Big Data on your local machine : Installing Hadoop Cluster (Multi Node regime)
A few days ago I published an article about Hadoop installation (in Single Node regime). After that I received so many emails from guys who wanted to change their single node to cluster (Multi-Node regime).
So, I’ll help you ‘cause I had similar problems a few months ago when my System Administrator took his holidays and left me face to face with a lot of single machines without Cluster Ring of Power.
Thinking about future cluster
Of course, we should have a Virtual Machine (VM) with Ubuntu 14.10 and installed Hadoop 2.6.0 according instructions from previous paper.
In the first, we need to design future cluster and understand how many nodes are required for our deals. If it is your first cluster and your have few separated primary nodes, it will be easy to join them one by one.
The master node will run the ‘father’ threads for each floor: NameNode for the HDFS storage layer, and JobTracker for the MapReduce processing layer. All machines (including master) will run the ‘child’ daemons: DataNode for the HDFS layer, and TaskTracker for MapReduce processing layer.

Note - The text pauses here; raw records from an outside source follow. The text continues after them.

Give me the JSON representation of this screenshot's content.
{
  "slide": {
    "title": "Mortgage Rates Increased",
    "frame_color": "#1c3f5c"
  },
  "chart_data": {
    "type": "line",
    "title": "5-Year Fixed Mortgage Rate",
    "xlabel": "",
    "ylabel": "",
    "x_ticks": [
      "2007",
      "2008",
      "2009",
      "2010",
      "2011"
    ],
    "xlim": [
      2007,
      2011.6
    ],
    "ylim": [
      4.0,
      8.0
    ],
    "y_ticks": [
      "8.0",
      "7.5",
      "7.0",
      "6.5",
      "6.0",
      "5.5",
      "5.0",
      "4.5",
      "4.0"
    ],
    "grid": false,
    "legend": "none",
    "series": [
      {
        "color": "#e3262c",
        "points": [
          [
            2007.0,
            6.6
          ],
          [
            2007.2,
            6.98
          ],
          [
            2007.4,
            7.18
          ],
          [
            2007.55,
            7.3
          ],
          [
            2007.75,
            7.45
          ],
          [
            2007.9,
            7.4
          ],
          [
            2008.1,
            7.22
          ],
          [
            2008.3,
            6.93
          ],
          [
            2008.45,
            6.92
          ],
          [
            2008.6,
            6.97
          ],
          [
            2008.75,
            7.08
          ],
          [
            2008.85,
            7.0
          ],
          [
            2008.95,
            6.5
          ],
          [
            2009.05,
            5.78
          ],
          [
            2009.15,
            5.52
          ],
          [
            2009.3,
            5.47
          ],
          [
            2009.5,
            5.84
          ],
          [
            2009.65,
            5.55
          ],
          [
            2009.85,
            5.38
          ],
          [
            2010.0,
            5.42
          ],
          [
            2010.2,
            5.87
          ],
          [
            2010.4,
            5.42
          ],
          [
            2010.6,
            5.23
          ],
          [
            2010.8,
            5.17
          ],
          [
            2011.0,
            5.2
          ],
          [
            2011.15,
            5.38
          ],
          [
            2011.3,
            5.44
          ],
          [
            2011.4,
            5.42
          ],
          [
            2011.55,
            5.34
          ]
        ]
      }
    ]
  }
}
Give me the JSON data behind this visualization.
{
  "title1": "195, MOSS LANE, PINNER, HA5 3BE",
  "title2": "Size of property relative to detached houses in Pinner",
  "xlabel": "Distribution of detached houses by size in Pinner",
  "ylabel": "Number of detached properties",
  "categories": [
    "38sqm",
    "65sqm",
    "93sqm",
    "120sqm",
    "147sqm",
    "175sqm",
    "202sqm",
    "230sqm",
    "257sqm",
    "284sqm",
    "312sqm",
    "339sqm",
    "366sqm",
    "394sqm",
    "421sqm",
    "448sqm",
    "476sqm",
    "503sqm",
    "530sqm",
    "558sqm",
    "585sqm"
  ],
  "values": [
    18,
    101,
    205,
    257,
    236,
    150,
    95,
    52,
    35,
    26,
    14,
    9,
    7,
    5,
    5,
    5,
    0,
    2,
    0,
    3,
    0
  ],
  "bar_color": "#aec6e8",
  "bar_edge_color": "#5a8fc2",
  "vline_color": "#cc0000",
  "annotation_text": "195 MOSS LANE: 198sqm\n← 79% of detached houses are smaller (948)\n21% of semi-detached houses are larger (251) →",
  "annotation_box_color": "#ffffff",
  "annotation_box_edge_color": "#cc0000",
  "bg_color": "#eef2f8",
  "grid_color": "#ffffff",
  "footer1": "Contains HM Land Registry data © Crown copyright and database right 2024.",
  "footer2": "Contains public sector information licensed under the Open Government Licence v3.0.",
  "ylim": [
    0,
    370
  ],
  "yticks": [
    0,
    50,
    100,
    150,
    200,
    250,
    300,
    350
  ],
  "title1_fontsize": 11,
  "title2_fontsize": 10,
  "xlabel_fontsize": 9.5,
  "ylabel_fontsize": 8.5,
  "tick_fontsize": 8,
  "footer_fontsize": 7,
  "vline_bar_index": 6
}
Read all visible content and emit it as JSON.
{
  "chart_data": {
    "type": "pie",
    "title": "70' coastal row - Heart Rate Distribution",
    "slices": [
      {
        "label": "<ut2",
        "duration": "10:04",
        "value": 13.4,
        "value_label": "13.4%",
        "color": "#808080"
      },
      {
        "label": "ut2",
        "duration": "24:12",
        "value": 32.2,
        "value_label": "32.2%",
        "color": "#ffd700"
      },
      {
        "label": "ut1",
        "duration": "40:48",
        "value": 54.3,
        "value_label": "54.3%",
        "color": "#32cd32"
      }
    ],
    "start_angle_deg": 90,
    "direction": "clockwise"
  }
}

Basically, the ‘father’ threads are responsible for coordination and management of the ‘child’ daemons. ‘Child’ daemons are responsible for real data processing and can be easy stopped or recreated by ‘father’ thread. Of course, in the small cluster we no needs in separate machines for history server or other ‘father’ processes.
The first breath
The first breath
The existing node with working Hadoop can be a primary (master) node and we can copy an image of this node after some preparations.
Please rename the primary node to ‘master’ by changing current name stored in ‘hostname’ file.
$ sudo nano /etc/hostname
Disable IPv6 by modifying /etc/sysctl.conf file, put the following lines in the end of the file.
# IPv6 net.ipv6.conf.all.disable_ipv6 = 1 net.ipv6.conf.default.disable_ipv6 = 1 net.ipv6.conf.lo.disable_ipv6 = 1
Change an old hostname ‘localhost’ on ‘master’ in core-site.xml.
$ sudo nano /usr/local/hadoop/etc/hadoop/core-site.xml
Add yarn schedule settings in yarn-site.xml
$ sudo nano /usr/local/hadoop/etc/hadoop/yarn-site.xml
<property> <name>yarn.resourcemanager.scheduler.address</name> <value>master:8030</value> </property> <property> <name>yarn.resourcemanager.address</name> <value>master:8032</value> </property> <property> <name>yarn.resourcemanager.webapp.address</name> <value>master:8088</value> </property> <property> <name>yarn.resourcemanager.resource-tracker.address</name> <value>master:8031</value> </property> <property> <name>yarn.resourcemanager.admin.address</name> <value>master:8033</value> </property>
Let’s begin the process of reproduction…
In this case we will create a 3 slave nodes with next names: slave1, slave2 and slave3. No big deal, yeah?
Please copy our master node three times and check that all copied nodes are available. After that we collect all internal IPv4* and put it in the hosts file as pairs (ip, hostname).
<internal ip> slave1 <internal ip> slave2 <internal ip> slave3
$ sudo nano /etc/hosts
For example, in Google Compute Engine, it’s very easy to evaluate by the one command:
$ sudo /usr/share/google/safe_format_and_mount -m "mkfs.ext4 -F" -o defaults,auto,noatime,noexec /dev/sdc /usr/local/hadoop_store/hdfs/datanode
The next command will help us to verify the result of the disk mount
$ df -h --total
At the end, we should connect to each slave node by SSH and format Namenode directory
$ ssh slave1 $ hdfs namenode -format $ logout
Elephant escaped from the zoo
But how Hadoop will know about slave nodes? Hadoop reads the list of slaves from special slaves file. We should delete ‘localhost’ and add list of slaves.
$ sudo nano /usr/local/hadoop/etc/hadoop/slaves master slave1 slave2 slave3
But Hadoop cluster doesn’t work yet because we forgive about the power of SSH: we need to say our master node that it can has unsafe contacts with slave nodes.
Add new slave hosts to the list public keys :
$ ssh-copy-id -i $HOME/.ssh/id_rsa.pub hduser@slave1 $ ssh-copy-id -i $HOME/.ssh/id_rsa.pub hduser@slave2 $ ssh-copy-id -i $HOME/.ssh/id_rsa.pub hduser@slave3
Please restart all running datanodes and namenodes by next commands:
$ stop-yarn.sh $ stop-dfs.sh $ start-yarn.sh $ start-dfs.sh
In proboscis conclusion
Now we have a running cluster with simple settings and, of course, we can parallelize our MapReduce jobs. It’s enough for debugging and development but maybe isn’t enough for production.
The next article about Hadoop MapReduce settings is coming soon!
So Long, and Thanks for all the Fish!